Una vita in compagnia di uno strumento: si è mai sentito un diverso?

«La mia è una vita di concerti. Una scelta che ti toglie varie altre possibilità. Ma è la vita che ho deciso di fare. E comunque è il numero di appuntamenti a fare la differenza. Quel numero va pensato bene. Fondamentale saper capire qual è quello giusto per mantenere un equilibrio tra la capacità di dare e il sentirsi appagati. Prima arrivavo a settanta esibizioni l'anno. Ora meno».

Nono, Berio, Bussotti, come prosegue la linea creativa nel mondo musicale italiano?

«Loro hanno rappresentato un periodo straordinario. La presenza dei loro brani nei calendari istituzionali è limitata. E invece sarebbe essenziale per la maturazione del pubblico. Il processo creativo non si è interrotto, ma dopo di loro vedo minor capacità far progredire il linguaggio musicale contemporaneo, che tra l'altro non è stato ancora digerito».

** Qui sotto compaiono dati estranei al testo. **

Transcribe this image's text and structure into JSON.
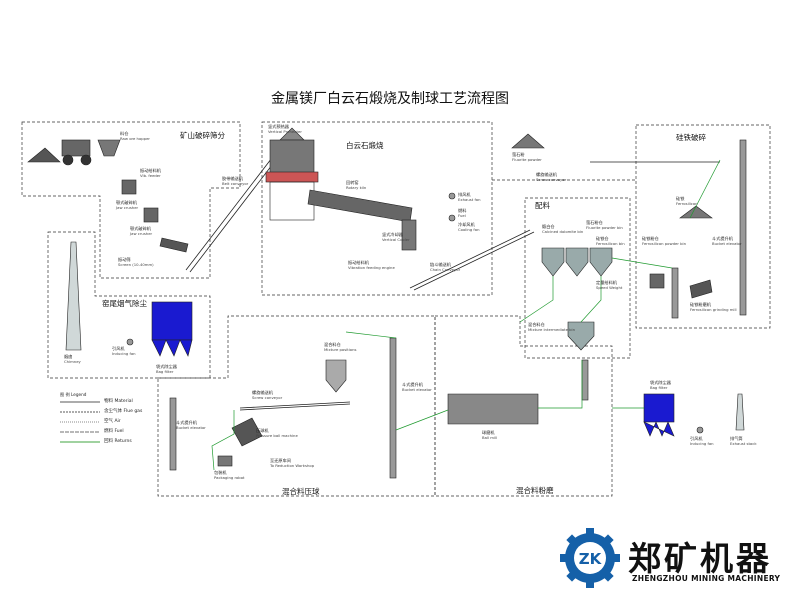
{
  "title": "金属镁厂白云石煅烧及制球工艺流程图",
  "sections": {
    "mine_crushing": "矿山破碎筛分",
    "calcination": "白云石煅烧",
    "kiln_tail_dust": "窑尾烟气除尘",
    "batching": "配料",
    "ferrosilicon_crushing": "硅铁破碎",
    "mixed_pressing": "混合料压球",
    "mixed_grinding": "混合料粉磨"
  },
  "labels": {
    "raw_ore": {
      "cn": "料仓",
      "en": "Raw ore hopper"
    },
    "vib_feeder": {
      "cn": "振动给料机",
      "en": "Vib. feeder"
    },
    "jaw_crusher": {
      "cn": "颚式破碎机",
      "en": "Jaw crusher"
    },
    "jaw_crusher2": {
      "cn": "颚式破碎机",
      "en": "Jaw crusher"
    },
    "screen": {
      "cn": "振动筛",
      "en": "Screen (10-40mm)"
    },
    "belt_conveyor": {
      "cn": "胶带输送机",
      "en": "Belt conveyor"
    },
    "vertical_preheater": {
      "cn": "竖式预热器",
      "en": "Vertical Preheater"
    },
    "rotary_kiln": {
      "cn": "回转窑",
      "en": "Rotary kiln"
    },
    "vertical_cooler": {
      "cn": "竖式冷却器",
      "en": "Vertical Cooler"
    },
    "exhaust_fan": {
      "cn": "排风机",
      "en": "Exhaust fan"
    },
    "fuel": {
      "cn": "燃料",
      "en": "Fuel"
    },
    "cooling_fan": {
      "cn": "冷却风机",
      "en": "Cooling fan"
    },
    "vib_feeding": {
      "cn": "振动给料机",
      "en": "Vibration feeding engine"
    },
    "chain_conveyor": {
      "cn": "链斗输送机",
      "en": "Chain Conveyor"
    },
    "fluorite_powder": {
      "cn": "萤石粉",
      "en": "Fluorite powder"
    },
    "screw_conveyor": {
      "cn": "螺旋输送机",
      "en": "Screw conveyor"
    },
    "fluorite_bin": {
      "cn": "萤石粉仓",
      "en": "Fluorite powder bin"
    },
    "calcined_bin": {
      "cn": "煅白仓",
      "en": "Calcined dolomite bin"
    },
    "ferrosilicon_bin": {
      "cn": "硅铁仓",
      "en": "Ferrosilicon bin"
    },
    "speed_weight": {
      "cn": "定量给料机",
      "en": "Speed Weight"
    },
    "mixture_bin": {
      "cn": "混合料仓",
      "en": "Mixture intermediate bin"
    },
    "ferrosilicon": {
      "cn": "硅铁",
      "en": "Ferrosilicon"
    },
    "bucket_elevator": {
      "cn": "斗式提升机",
      "en": "Bucket elevator"
    },
    "fs_powder_bin": {
      "cn": "硅铁粉仓",
      "en": "Ferrosilicon powder bin"
    },
    "fs_grinding_mill": {
      "cn": "硅铁粉磨机",
      "en": "Ferrosilicon grinding mill"
    },
    "chimney": {
      "cn": "烟囱",
      "en": "Chimney"
    },
    "bag_filter": {
      "cn": "袋式除尘器",
      "en": "Bag filter"
    },
    "inducing_fan": {
      "cn": "引风机",
      "en": "Inducing fan"
    },
    "mixture_positions": {
      "cn": "混合料仓",
      "en": "Mixture positions"
    },
    "ball_mill": {
      "cn": "球磨机",
      "en": "Ball mill"
    },
    "pressure_ball": {
      "cn": "压球机",
      "en": "Pressure ball machine"
    },
    "packaging": {
      "cn": "包装机",
      "en": "Packaging robot"
    },
    "reduction_workshop": {
      "cn": "至还原车间",
      "en": "To Reduction Workshop"
    },
    "bag_filter2": {
      "cn": "袋式除尘器",
      "en": "Bag filter"
    },
    "inducing_fan2": {
      "cn": "引风机",
      "en": "Inducing fan"
    },
    "exhaust_stack": {
      "cn": "排气筒",
      "en": "Exhaust stack"
    }
  },
  "legend": [
    {
      "cn": "物料",
      "en": "Material",
      "color": "#222222"
    },
    {
      "cn": "含尘气体",
      "en": "Flue gas",
      "color": "#222222"
    },
    {
      "cn": "空气",
      "en": "Air",
      "color": "#666666"
    },
    {
      "cn": "燃料",
      "en": "Fuel",
      "color": "#444444"
    },
    {
      "cn": "回料",
      "en": "Returns",
      "color": "#008800"
    }
  ],
  "legend_head": "图 例 Legend",
  "brand": {
    "logo": "ZK",
    "name_cn": "郑矿机器",
    "name_en": "ZHENGZHOU MINING MACHINERY"
  },
  "colors": {
    "flow_green": "#1f9a2f",
    "bag_filter": "#1515d0",
    "logo_blue": "#1560a8",
    "logo_red": "#d72020",
    "dashed": "#333333"
  }
}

Quindici anni fa tenne il concerto d'inaugurazione dell'Auditorium: che ricordo conserva?

«La vita musicale romana, prima dell'Auditorium, era più limitata. Santa Cecilia, ora, è un luogo fondamentale per l'attività culturale della Capitale. Ci sono appena tornato a suonare e ci torno sempre volentieri».

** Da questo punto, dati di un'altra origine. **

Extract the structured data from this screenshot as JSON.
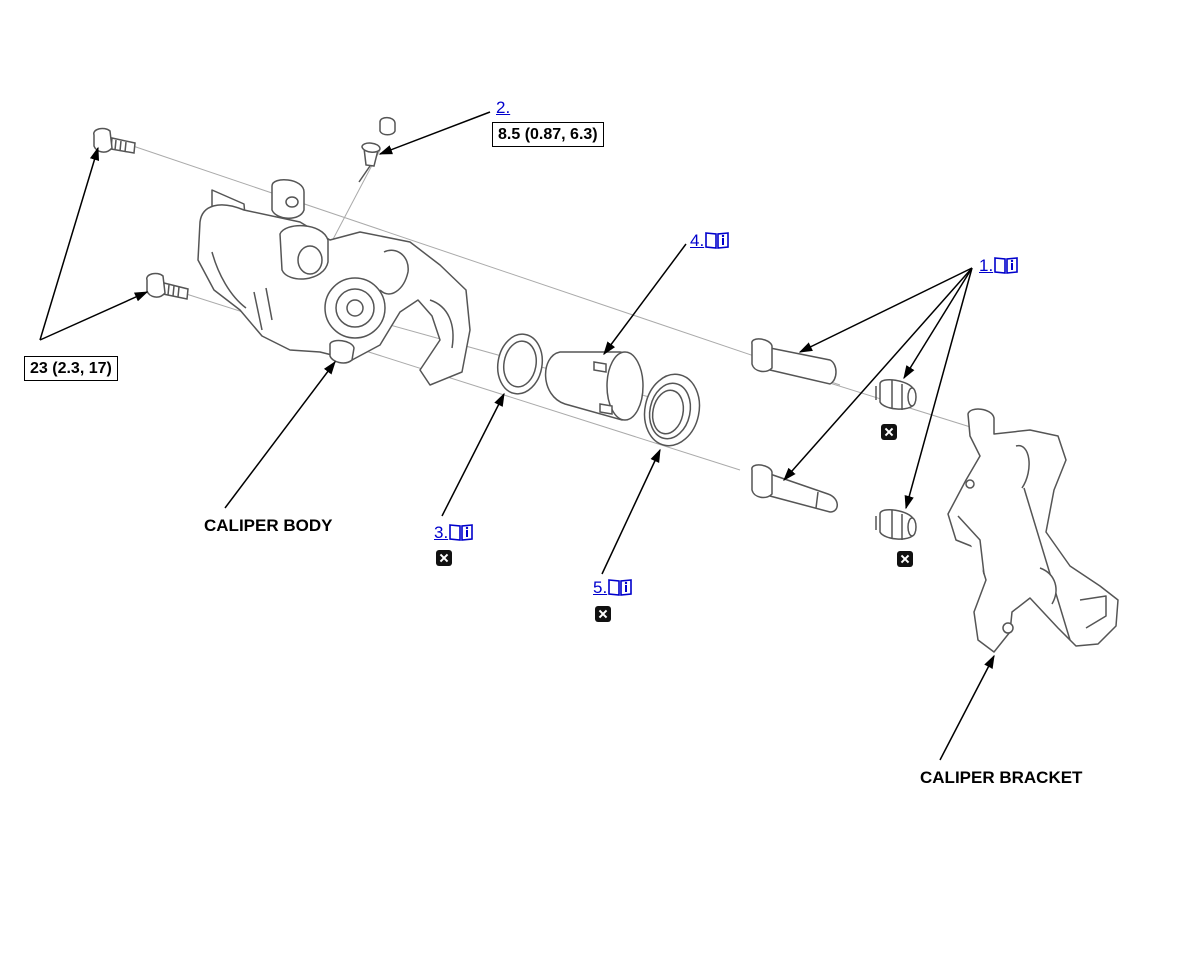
{
  "callouts": {
    "item1": {
      "label": "1."
    },
    "item2": {
      "label": "2."
    },
    "item3": {
      "label": "3."
    },
    "item4": {
      "label": "4."
    },
    "item5": {
      "label": "5."
    }
  },
  "torque": {
    "bleeder_screw": "8.5 (0.87, 6.3)",
    "caliper_bolts": "23 (2.3, 17)"
  },
  "labels": {
    "caliper_body": "CALIPER BODY",
    "caliper_bracket": "CALIPER BRACKET"
  },
  "icons": {
    "manual_reference": "book-info-icon",
    "replace_part": "replace-part-icon"
  },
  "colors": {
    "link": "#0000cc",
    "line": "#000000",
    "part_outline": "#555555"
  }
}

Nella sua carriera, lei si è esibito anche come direttore d'orchestra.

«Per fortuna ho intuito chiaramente il pericolo. Sentivo che sarebbe stato un investimento di energia troppo importante e che avrebbe danneggiato la mia carriera, la mia realtà di pianista».

Anche suo figlio è musicista. Che scambio avete?

«Non credo sia giusto che proprio io ne faccia le lodi. Ha studiato molto, piano, direzione d'orchestra. Ora si dedica alla composizione. Sta ultimando un lavoro, piuttosto impegnativo, anche di musica elettronica, per un'orchestra molto grande. Vicino a essere finito. Vorrei ascoltarlo presto, il tempo passa».

Il tempo passa, che segni lascia?

«Lascia cose belle, ma purtroppo, passa».